El acervo milenario de la cultura occidental, justo donde autores como Luis Racionero entienden que puede estar la respuesta a la barbarie capitalista de raigambre protestante (tan reciente, tan superficial), esa tradición milenaria que nos ha hecho ser quien somos, es en sí portadora de los mismos valores del fascismo. Y eso avalaría derrumbar las estatuas de Platón y de Aristóteles. ¡Menudos referentes que tuvimos! Un par de hombres blancos poseedores de esclavos que, con su actitud (pues “lo personal es político”) y en ocasiones hasta en sus escritos, perpetuaban la injusticia y asentaban las bases sobre las que posteriormente se produciría el Holocausto.

Ocurre que, como bien señala Mark Fisher, para la barbarie capitalista, la que sí vivimos de verdad, la actual izquierda no parece tener alternativa alguna. Todos los esfuerzos de esa izquierda están orientados a luchar contra el Mal absoluto del fascismo, y eso obliga a hacer concesiones al capitalismo. Así que podemos hacernos aliados de los hijos y nietos de los Chicago Boys que asesoraron a Pinochet, aunque trabajen en las Big Four o participen de explotar el coltán del Congo o vendan armas en Ucrania, si es que asumen una actitud antiautoritaria, defienden el sexo libre y llevan a cabo un desenfadado estilo de vida.

Si por algo debemos preocuparnos es por el mundo inundado de fascistas: Fascista es Putin, y fascistas son los partidarios de Zelenski en Ucrania, que dice el presidente ruso hay que desnazificar. Fascista fue el euromaidán, alzado contra el fascista Yanukóvich. Fascista es Al-Assad, y fascistas islámicos los muyahidines del ISIS que intentaban derrocarlo. Fascista es tanto Thatcher como la Junta Militar que le disputara las Malvinas. Fascistas teocráticos los talibanes, y fascistas los métodos de las fuerzas invasoras del imperio norteamericano. Fascista el baazismo de Saddam y “fascismo exterior” nuestra descarada injerencia en los asuntos de su país. La violencia económica de los banqueros es fascista, pero más fascista todavía sería expropiar sus assets por la fuerza y fascista debe ser quien lo proponga (rescatar sus deudas a cambio de nada está mal, especialmente si lo hace un gobierno supuestamente socialista, pero pedirles algo a cambio de ese rescate con dinero público es coacción, y no podemos tolerar esos medios propios de escuadristas). Fascista es Abascal, y fascista, claro, es también el Frente Obrero.
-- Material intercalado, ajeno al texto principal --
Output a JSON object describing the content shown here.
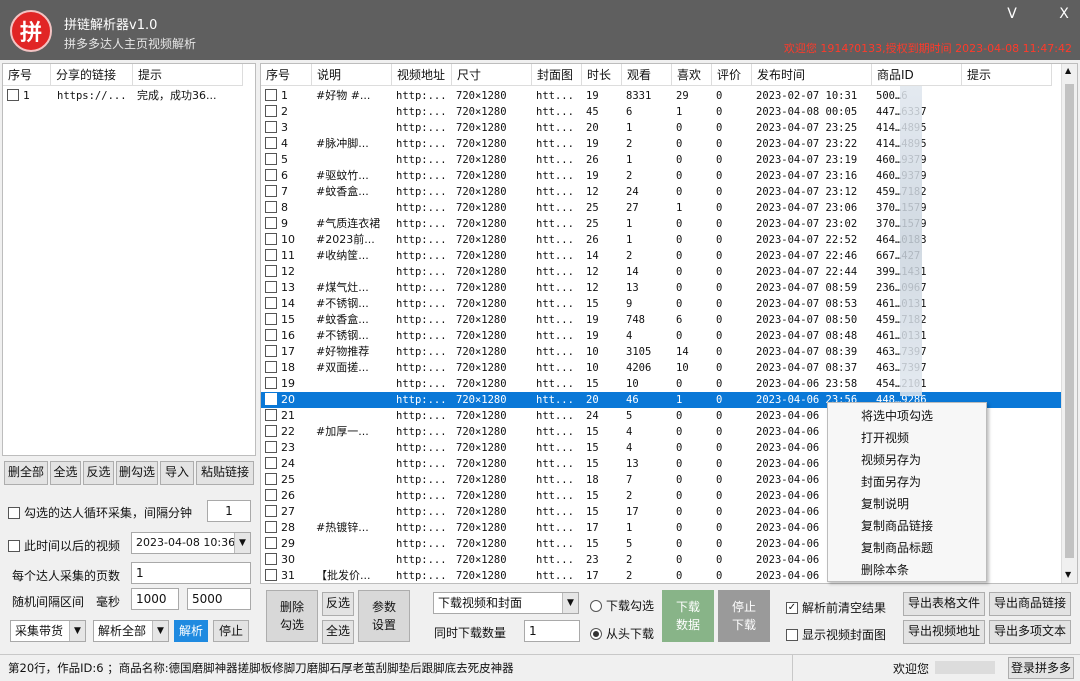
{
  "app": {
    "logo_char": "拼",
    "title": "拼链解析器v1.0",
    "subtitle": "拼多多达人主页视频解析",
    "welcome": "欢迎您 1914?0133,授权到期时间 2023-04-08 11:47:42",
    "minimize": "V",
    "close": "X"
  },
  "left_table": {
    "headers": [
      "序号",
      "分享的链接",
      "提示"
    ],
    "rows": [
      {
        "idx": "1",
        "link": "https://...",
        "tip": "完成，成功36..."
      }
    ]
  },
  "left_buttons": [
    "删全部",
    "全选",
    "反选",
    "删勾选",
    "导入",
    "粘贴链接"
  ],
  "options": {
    "loop_label": "勾选的达人循环采集，间隔分钟",
    "loop_value": "1",
    "after_time_label": "此时间以后的视频",
    "after_time_value": "2023-04-08 10:36",
    "pages_label": "每个达人采集的页数",
    "pages_value": "1",
    "interval_label": "随机间隔区间",
    "ms_label": "毫秒",
    "interval_min": "1000",
    "interval_max": "5000",
    "collect_mode": "采集带货",
    "parse_mode": "解析全部",
    "parse_btn": "解析",
    "stop_btn": "停止"
  },
  "main_table": {
    "headers": [
      "序号",
      "说明",
      "视频地址",
      "尺寸",
      "封面图",
      "时长",
      "观看",
      "喜欢",
      "评价",
      "发布时间",
      "商品ID",
      "提示"
    ],
    "rows": [
      {
        "n": "1",
        "d": "#好物  #...",
        "u": "http:...",
        "s": "720×1280",
        "c": "htt...",
        "len": "19",
        "v": "8331",
        "l": "29",
        "r": "0",
        "t": "2023-02-07 10:31",
        "id": "500…6"
      },
      {
        "n": "2",
        "d": "",
        "u": "http:...",
        "s": "720×1280",
        "c": "htt...",
        "len": "45",
        "v": "6",
        "l": "1",
        "r": "0",
        "t": "2023-04-08 00:05",
        "id": "447…6337"
      },
      {
        "n": "3",
        "d": "",
        "u": "http:...",
        "s": "720×1280",
        "c": "htt...",
        "len": "20",
        "v": "1",
        "l": "0",
        "r": "0",
        "t": "2023-04-07 23:25",
        "id": "414…4895"
      },
      {
        "n": "4",
        "d": "#脉冲脚...",
        "u": "http:...",
        "s": "720×1280",
        "c": "htt...",
        "len": "19",
        "v": "2",
        "l": "0",
        "r": "0",
        "t": "2023-04-07 23:22",
        "id": "414…4895"
      },
      {
        "n": "5",
        "d": "",
        "u": "http:...",
        "s": "720×1280",
        "c": "htt...",
        "len": "26",
        "v": "1",
        "l": "0",
        "r": "0",
        "t": "2023-04-07 23:19",
        "id": "460…9379"
      },
      {
        "n": "6",
        "d": "#驱蚊竹...",
        "u": "http:...",
        "s": "720×1280",
        "c": "htt...",
        "len": "19",
        "v": "2",
        "l": "0",
        "r": "0",
        "t": "2023-04-07 23:16",
        "id": "460…9379"
      },
      {
        "n": "7",
        "d": "#蚊香盒...",
        "u": "http:...",
        "s": "720×1280",
        "c": "htt...",
        "len": "12",
        "v": "24",
        "l": "0",
        "r": "0",
        "t": "2023-04-07 23:12",
        "id": "459…7182"
      },
      {
        "n": "8",
        "d": "",
        "u": "http:...",
        "s": "720×1280",
        "c": "htt...",
        "len": "25",
        "v": "27",
        "l": "1",
        "r": "0",
        "t": "2023-04-07 23:06",
        "id": "370…1579"
      },
      {
        "n": "9",
        "d": "#气质连衣裙",
        "u": "http:...",
        "s": "720×1280",
        "c": "htt...",
        "len": "25",
        "v": "1",
        "l": "0",
        "r": "0",
        "t": "2023-04-07 23:02",
        "id": "370…1579"
      },
      {
        "n": "10",
        "d": "#2023前...",
        "u": "http:...",
        "s": "720×1280",
        "c": "htt...",
        "len": "26",
        "v": "1",
        "l": "0",
        "r": "0",
        "t": "2023-04-07 22:52",
        "id": "464…0183"
      },
      {
        "n": "11",
        "d": "#收纳筐...",
        "u": "http:...",
        "s": "720×1280",
        "c": "htt...",
        "len": "14",
        "v": "2",
        "l": "0",
        "r": "0",
        "t": "2023-04-07 22:46",
        "id": "667…427"
      },
      {
        "n": "12",
        "d": "",
        "u": "http:...",
        "s": "720×1280",
        "c": "htt...",
        "len": "12",
        "v": "14",
        "l": "0",
        "r": "0",
        "t": "2023-04-07 22:44",
        "id": "399…1431"
      },
      {
        "n": "13",
        "d": "#煤气灶...",
        "u": "http:...",
        "s": "720×1280",
        "c": "htt...",
        "len": "12",
        "v": "13",
        "l": "0",
        "r": "0",
        "t": "2023-04-07 08:59",
        "id": "236…0967"
      },
      {
        "n": "14",
        "d": "#不锈钢...",
        "u": "http:...",
        "s": "720×1280",
        "c": "htt...",
        "len": "15",
        "v": "9",
        "l": "0",
        "r": "0",
        "t": "2023-04-07 08:53",
        "id": "461…0131"
      },
      {
        "n": "15",
        "d": "#蚊香盒...",
        "u": "http:...",
        "s": "720×1280",
        "c": "htt...",
        "len": "19",
        "v": "748",
        "l": "6",
        "r": "0",
        "t": "2023-04-07 08:50",
        "id": "459…7182"
      },
      {
        "n": "16",
        "d": "#不锈钢...",
        "u": "http:...",
        "s": "720×1280",
        "c": "htt...",
        "len": "19",
        "v": "4",
        "l": "0",
        "r": "0",
        "t": "2023-04-07 08:48",
        "id": "461…0131"
      },
      {
        "n": "17",
        "d": "#好物推荐",
        "u": "http:...",
        "s": "720×1280",
        "c": "htt...",
        "len": "10",
        "v": "3105",
        "l": "14",
        "r": "0",
        "t": "2023-04-07 08:39",
        "id": "463…7397"
      },
      {
        "n": "18",
        "d": "#双面搓...",
        "u": "http:...",
        "s": "720×1280",
        "c": "htt...",
        "len": "10",
        "v": "4206",
        "l": "10",
        "r": "0",
        "t": "2023-04-07 08:37",
        "id": "463…7397"
      },
      {
        "n": "19",
        "d": "",
        "u": "http:...",
        "s": "720×1280",
        "c": "htt...",
        "len": "15",
        "v": "10",
        "l": "0",
        "r": "0",
        "t": "2023-04-06 23:58",
        "id": "454…2101"
      },
      {
        "n": "20",
        "d": "",
        "u": "http:...",
        "s": "720×1280",
        "c": "htt...",
        "len": "20",
        "v": "46",
        "l": "1",
        "r": "0",
        "t": "2023-04-06 23:56",
        "id": "448…9286"
      },
      {
        "n": "21",
        "d": "",
        "u": "http:...",
        "s": "720×1280",
        "c": "htt...",
        "len": "24",
        "v": "5",
        "l": "0",
        "r": "0",
        "t": "2023-04-06",
        "id": ""
      },
      {
        "n": "22",
        "d": "#加厚一...",
        "u": "http:...",
        "s": "720×1280",
        "c": "htt...",
        "len": "15",
        "v": "4",
        "l": "0",
        "r": "0",
        "t": "2023-04-06",
        "id": ""
      },
      {
        "n": "23",
        "d": "",
        "u": "http:...",
        "s": "720×1280",
        "c": "htt...",
        "len": "15",
        "v": "4",
        "l": "0",
        "r": "0",
        "t": "2023-04-06",
        "id": ""
      },
      {
        "n": "24",
        "d": "",
        "u": "http:...",
        "s": "720×1280",
        "c": "htt...",
        "len": "15",
        "v": "13",
        "l": "0",
        "r": "0",
        "t": "2023-04-06",
        "id": ""
      },
      {
        "n": "25",
        "d": "",
        "u": "http:...",
        "s": "720×1280",
        "c": "htt...",
        "len": "18",
        "v": "7",
        "l": "0",
        "r": "0",
        "t": "2023-04-06",
        "id": ""
      },
      {
        "n": "26",
        "d": "",
        "u": "http:...",
        "s": "720×1280",
        "c": "htt...",
        "len": "15",
        "v": "2",
        "l": "0",
        "r": "0",
        "t": "2023-04-06",
        "id": ""
      },
      {
        "n": "27",
        "d": "",
        "u": "http:...",
        "s": "720×1280",
        "c": "htt...",
        "len": "15",
        "v": "17",
        "l": "0",
        "r": "0",
        "t": "2023-04-06",
        "id": ""
      },
      {
        "n": "28",
        "d": "#热镀锌...",
        "u": "http:...",
        "s": "720×1280",
        "c": "htt...",
        "len": "17",
        "v": "1",
        "l": "0",
        "r": "0",
        "t": "2023-04-06",
        "id": ""
      },
      {
        "n": "29",
        "d": "",
        "u": "http:...",
        "s": "720×1280",
        "c": "htt...",
        "len": "15",
        "v": "5",
        "l": "0",
        "r": "0",
        "t": "2023-04-06",
        "id": ""
      },
      {
        "n": "30",
        "d": "",
        "u": "http:...",
        "s": "720×1280",
        "c": "htt...",
        "len": "23",
        "v": "2",
        "l": "0",
        "r": "0",
        "t": "2023-04-06",
        "id": ""
      },
      {
        "n": "31",
        "d": "【批发价...",
        "u": "http:...",
        "s": "720×1280",
        "c": "htt...",
        "len": "17",
        "v": "2",
        "l": "0",
        "r": "0",
        "t": "2023-04-06",
        "id": ""
      }
    ]
  },
  "context_menu": [
    "将选中项勾选",
    "打开视频",
    "视频另存为",
    "封面另存为",
    "复制说明",
    "复制商品链接",
    "复制商品标题",
    "删除本条"
  ],
  "bottom": {
    "del_checked": "删除\n勾选",
    "invert": "反选",
    "select_all": "全选",
    "params": "参数\n设置",
    "download_type": "下载视频和封面",
    "concurrent_label": "同时下载数量",
    "concurrent_value": "1",
    "radio_checked": "下载勾选",
    "radio_top": "从头下载",
    "download_btn": "下载\n数据",
    "stop_download": "停止\n下载",
    "clear_before": "解析前清空结果",
    "show_cover": "显示视频封面图",
    "export_table": "导出表格文件",
    "export_goods_link": "导出商品链接",
    "export_video_url": "导出视频地址",
    "export_multi_text": "导出多项文本"
  },
  "status": {
    "left": "第20行，作品ID:6          ；商品名称:德国磨脚神器搓脚板修脚刀磨脚石厚老茧刮脚垫后跟脚底去死皮神器",
    "welcome": "欢迎您",
    "login_btn": "登录拼多多"
  },
  "colors": {
    "accent": "#0a78d7",
    "title_bg": "#5f5f5f",
    "logo": "#e12525",
    "welcome_text": "#ff3a2a",
    "download_btn": "#88b488"
  }
}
Y por supuesto que sí: Stalin, hoy, sería un fascista. Los desarrollos académicos de los últimos 80 años, sumados a nuestra singular sensibilidad y aguda –incluso “despierta” (woke para los anglos)– perspectiva, que no es patología como argumenta Roger Griffin sino la locura de los genios, nos ha permitido reconfigurar el espectro político entero.

“I was blind, but now I see”: Fascistas somos todos. Incluso Mussolini. Y ante el fascismo, de todo tipo y toda forma, en cualquier grado o dosificación, sea de lejano parentesco o semejanza, ni un solo paso atrás. Con el capitalismo, ya otro día si eso: cuando exorcicemos para siempre al Mal absoluto de este mundo. Hasta entonces, hay una cruzada que librar. Ya Marx reconocerá a los suyos.